Regions Bank, the bank arm of Regions Financial Corporation, has UX on its mind. Having revamped its online and digital user experiences in Fall 2016, the bank has a clear vision of what the ideal UX should be and do. Andy Hernandez, Regions’ head of eBusiness services, and Matt Brunsman, user experience & design svp for Regions eBusiness, gave Tradestreaming an inside view into the bank’s UX guidelines.
Trends
The bank sees a number of trends setting the course of its UX trajectory, such as simply listening to the customer, or the use of AI to anticipate the customer’s needs. However, the central driving force of Regions Bank’s digital playbook is the need for consistency and integration throughout all of the bank’s channels.

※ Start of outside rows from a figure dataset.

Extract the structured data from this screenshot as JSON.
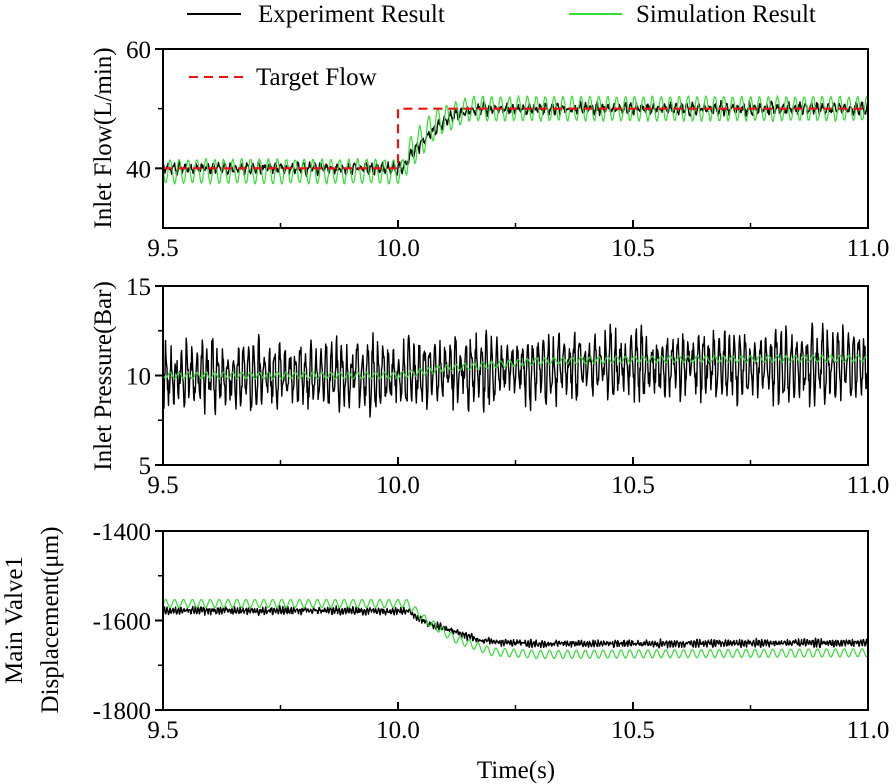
{
  "legend": {
    "items": [
      {
        "label": "Experiment Result",
        "color": "#000000",
        "style": "solid"
      },
      {
        "label": "Simulation Result",
        "color": "#33dd33",
        "style": "solid"
      }
    ],
    "panel_legend": {
      "label": "Target Flow",
      "color": "#ee1111",
      "style": "dashed"
    }
  },
  "chart_data": [
    {
      "type": "line",
      "id": "inlet-flow",
      "ylabel": "Inlet Flow(L/min)",
      "xlabel": "",
      "xlim": [
        9.5,
        11.0
      ],
      "ylim": [
        30,
        60
      ],
      "xticks": [
        9.5,
        10.0,
        10.5,
        11.0
      ],
      "xtick_labels": [
        "9.5",
        "10.0",
        "10.5",
        "11.0"
      ],
      "yticks": [
        40,
        60
      ],
      "ytick_labels": [
        "40",
        "60"
      ],
      "y_minor_ticks": [
        50
      ],
      "x_minor_ticks": [
        9.75,
        10.25,
        10.75
      ],
      "series": [
        {
          "name": "Target Flow",
          "style": "dashed",
          "color": "#ee1111",
          "points": [
            [
              9.5,
              40
            ],
            [
              10.0,
              40
            ],
            [
              10.0,
              50
            ],
            [
              11.0,
              50
            ]
          ],
          "osc_amp": 0,
          "noise": 0
        },
        {
          "name": "Experiment Result",
          "color": "#000000",
          "points": [
            [
              9.5,
              40
            ],
            [
              10.01,
              40
            ],
            [
              10.03,
              42.5
            ],
            [
              10.07,
              46
            ],
            [
              10.12,
              49
            ],
            [
              10.18,
              50
            ],
            [
              11.0,
              50
            ]
          ],
          "osc_amp": 0.7,
          "osc_period": 0.012,
          "noise": 0.6
        },
        {
          "name": "Simulation Result",
          "color": "#33dd33",
          "points": [
            [
              9.5,
              39.5
            ],
            [
              10.01,
              39.5
            ],
            [
              10.03,
              43
            ],
            [
              10.08,
              47.5
            ],
            [
              10.15,
              50
            ],
            [
              11.0,
              50
            ]
          ],
          "osc_amp": 2.0,
          "osc_period": 0.019,
          "noise": 0.2,
          "overshoot_at": 10.02
        }
      ]
    },
    {
      "type": "line",
      "id": "inlet-pressure",
      "ylabel": "Inlet Pressure(Bar)",
      "xlabel": "",
      "xlim": [
        9.5,
        11.0
      ],
      "ylim": [
        5,
        15
      ],
      "xticks": [
        9.5,
        10.0,
        10.5,
        11.0
      ],
      "xtick_labels": [
        "9.5",
        "10.0",
        "10.5",
        "11.0"
      ],
      "yticks": [
        5,
        10,
        15
      ],
      "ytick_labels": [
        "5",
        "10",
        "15"
      ],
      "y_minor_ticks": [
        7.5,
        12.5
      ],
      "x_minor_ticks": [
        9.75,
        10.25,
        10.75
      ],
      "series": [
        {
          "name": "Experiment Result",
          "color": "#000000",
          "points": [
            [
              9.5,
              10
            ],
            [
              10.0,
              10.0
            ],
            [
              10.2,
              10.4
            ],
            [
              10.5,
              10.6
            ],
            [
              11.0,
              10.6
            ]
          ],
          "osc_amp": 1.4,
          "osc_period": 0.011,
          "noise": 0.9
        },
        {
          "name": "Simulation Result",
          "color": "#33dd33",
          "points": [
            [
              9.5,
              10.0
            ],
            [
              10.0,
              10.0
            ],
            [
              10.1,
              10.4
            ],
            [
              10.3,
              10.8
            ],
            [
              10.5,
              10.9
            ],
            [
              11.0,
              10.95
            ]
          ],
          "osc_amp": 0.18,
          "osc_period": 0.019,
          "noise": 0
        }
      ]
    },
    {
      "type": "line",
      "id": "main-valve-displacement",
      "ylabel": "Main Valve1 Displacement(μm)",
      "xlabel": "Time(s)",
      "xlim": [
        9.5,
        11.0
      ],
      "ylim": [
        -1800,
        -1400
      ],
      "xticks": [
        9.5,
        10.0,
        10.5,
        11.0
      ],
      "xtick_labels": [
        "9.5",
        "10.0",
        "10.5",
        "11.0"
      ],
      "yticks": [
        -1800,
        -1600,
        -1400
      ],
      "ytick_labels": [
        "-1800",
        "-1600",
        "-1400"
      ],
      "y_minor_ticks": [
        -1700,
        -1500
      ],
      "x_minor_ticks": [
        9.75,
        10.25,
        10.75
      ],
      "series": [
        {
          "name": "Experiment Result",
          "color": "#000000",
          "points": [
            [
              9.5,
              -1578
            ],
            [
              10.02,
              -1578
            ],
            [
              10.06,
              -1605
            ],
            [
              10.12,
              -1625
            ],
            [
              10.18,
              -1645
            ],
            [
              10.3,
              -1652
            ],
            [
              11.0,
              -1650
            ]
          ],
          "osc_amp": 5,
          "osc_period": 0.006,
          "noise": 6
        },
        {
          "name": "Simulation Result",
          "color": "#33dd33",
          "points": [
            [
              9.5,
              -1562
            ],
            [
              10.02,
              -1562
            ],
            [
              10.06,
              -1600
            ],
            [
              10.12,
              -1640
            ],
            [
              10.2,
              -1670
            ],
            [
              10.3,
              -1676
            ],
            [
              11.0,
              -1672
            ]
          ],
          "osc_amp": 9,
          "osc_period": 0.019,
          "noise": 0
        }
      ]
    }
  ]
}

According to Hernandez, this is something they bank has pursued across the spectrum, “from updating our content management systems to shifting our development model to one that is agile – and from working within silos to shifting to a needs-based architecture that better reflects what is most essential to our customers.”
The perfect digital banking experience
Regions wants its UX to inspire trust. Data from the Millennial Disruption Index suggests that this is easier said than done. However, the bank has some tried and true strategies for cultivating trust, including solving a problem before it takes place or meeting the financial needs customers didn’t know they had. “You establish trust by being proactive rather than reactive,” Hernandez explained.
The perfect digital banking experience has implications for the bank as well — if its customers are making more money, the bank is too.
Keeping employees onboard is critical
The robot uprising may be just around the corner, but until then, Regions Bank relies on human employees to keep the UX on track. Hernandez cites the bank’s move from waterfall to agile web development model as transformative, with employees eager and excited about the new model. The bank has also shifted some forward-thinking employees to focus on innovation, which helps the bank stay ahead of the UX game, instead of scrambling to catch up with existing trends.
Another important component of Regions Bank’s approach to bring the best out of its employees comes down to a shared workspace: “The front-end developers sit next to our back-end operations team in the same room on our agile teams, and that co-development and shared goals are a very powerful and successful combination,” explained Brunsman.
Challenges
Of course, there are hurdles on the road to UX paradise, of which one is choice. In a world populated with an ever-increasing amount of shiny new fintechs, deciding which technology and approaches will be most beneficial to customers takes time. As one of the largest financial institutions in the U.S., Regions can’t decide to make changes simply on a whim.
And though customers may be getting increasingly vocal about what they need and want, these needs and wants don’t always gel with with the bank’s needs. “So we always have to weigh business needs and customer needs together in any equation,” said Hernandez.